Anche guardando a Silvestro e Teresina come perfetti numi tutelari, dopo tre anni di lavoro meticoloso Casa D'Ambra ha ridato luce alla terra, l’ha ripulita, dissodata, capovolta, piantumata compiendo l’ideale connubio tra ripresa produttiva e riformulazione paesaggistica. L’effetto è trionfale. Ma siamo soltanto all’inizio.
Già mi vedo a osservare in controluce questo nuovo cru D’Ambra, ad annusarlo il prossimo anno. Non vedo l’ora di berlo. La vinificazione in purezza delle uve allevate negli areali che conservano una indiscussa vocazione vitivinicola è una sublime faccenda che non riguarda soltanto gli intenditori, perché è un dono «pop» da condividere con il sorriso.

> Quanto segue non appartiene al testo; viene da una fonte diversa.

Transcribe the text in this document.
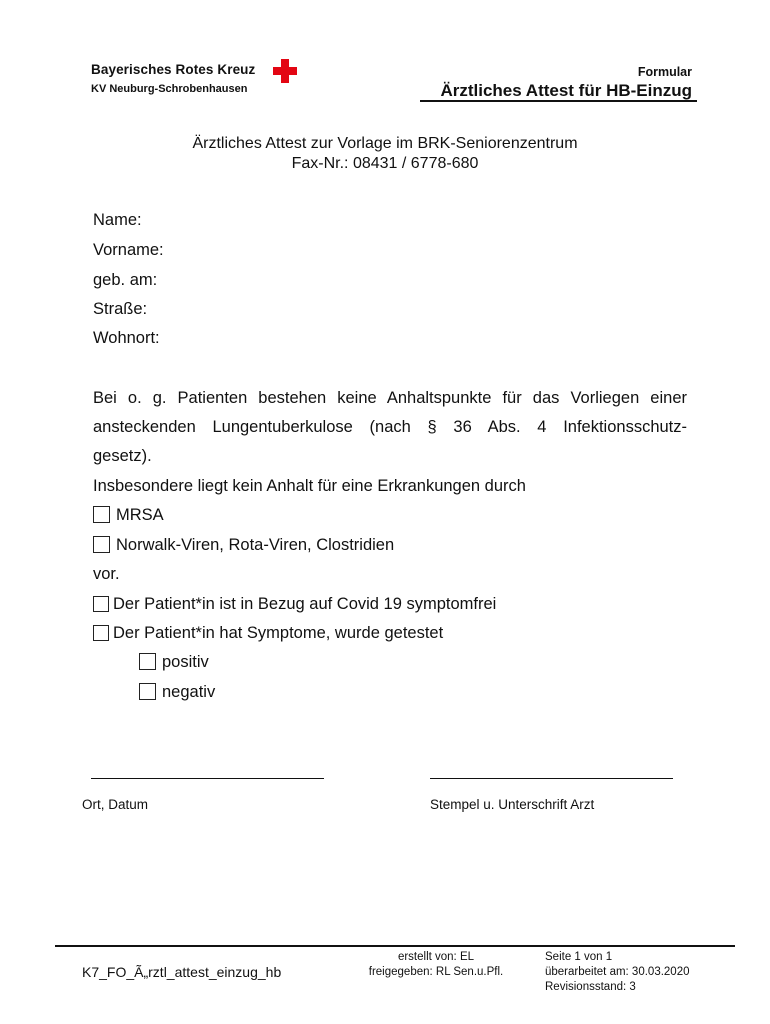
Bayerisches Rotes Kreuz
KV Neuburg-Schrobenhausen
Formular
Ärztliches Attest für HB-Einzug
Ärztliches Attest zur Vorlage im BRK-Seniorenzentrum
Fax-Nr.: 08431 / 6778-680
Name:
Vorname:
geb. am:
Straße:
Wohnort:
Bei o. g. Patienten bestehen keine Anhaltspunkte für das Vorliegen einer
ansteckenden Lungentuberkulose (nach § 36 Abs. 4 Infektionsschutz-
gesetz).
Insbesondere liegt kein Anhalt für eine Erkrankungen durch
MRSA
Norwalk-Viren, Rota-Viren, Clostridien
vor.
Der Patient*in ist in Bezug auf Covid 19 symptomfrei
Der Patient*in hat Symptome, wurde getestet
positiv
negativ
Ort, Datum	Stempel u. Unterschrift Arzt
K7_FO_Ã„rztl_attest_einzug_hb
erstellt von: EL
freigegeben: RL Sen.u.Pfl.
Seite 1 von 1
überarbeitet am: 30.03.2020
Revisionsstand: 3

Il vino è un concentrato d’alta democrazia alimentare. Piacere diffuso con notevolissimo valore aggiunto. Per comprenderlo basta fare un salto tra le altre vigne recuperate finora da Andrea D’Ambra, che hanno cominciato a restituire spicchi d’identità all’isola verde, in un mix di tradizioni e lungimiranza: «Tenuta Belvedere», «Aita», «Vigna dei mille anni», e così via, citandone qualcuna.
Si va, con contentezza, a spasso tra concentrati di meraviglia possibile e vera. Si va in luoghi riesplosi di vegetazione, di qua e di là: ed è come giocare a saltellare con un solo piede tra i quadrati numerati davanti a noi, dopo avervi lanciato un sassolino. Certo, è proprio come il gioco della «Campana», il gioco per bambini più famoso del mondo che non conosce confini. Anzi li inventa ex novo. Come le vigne della felicità. Perché no?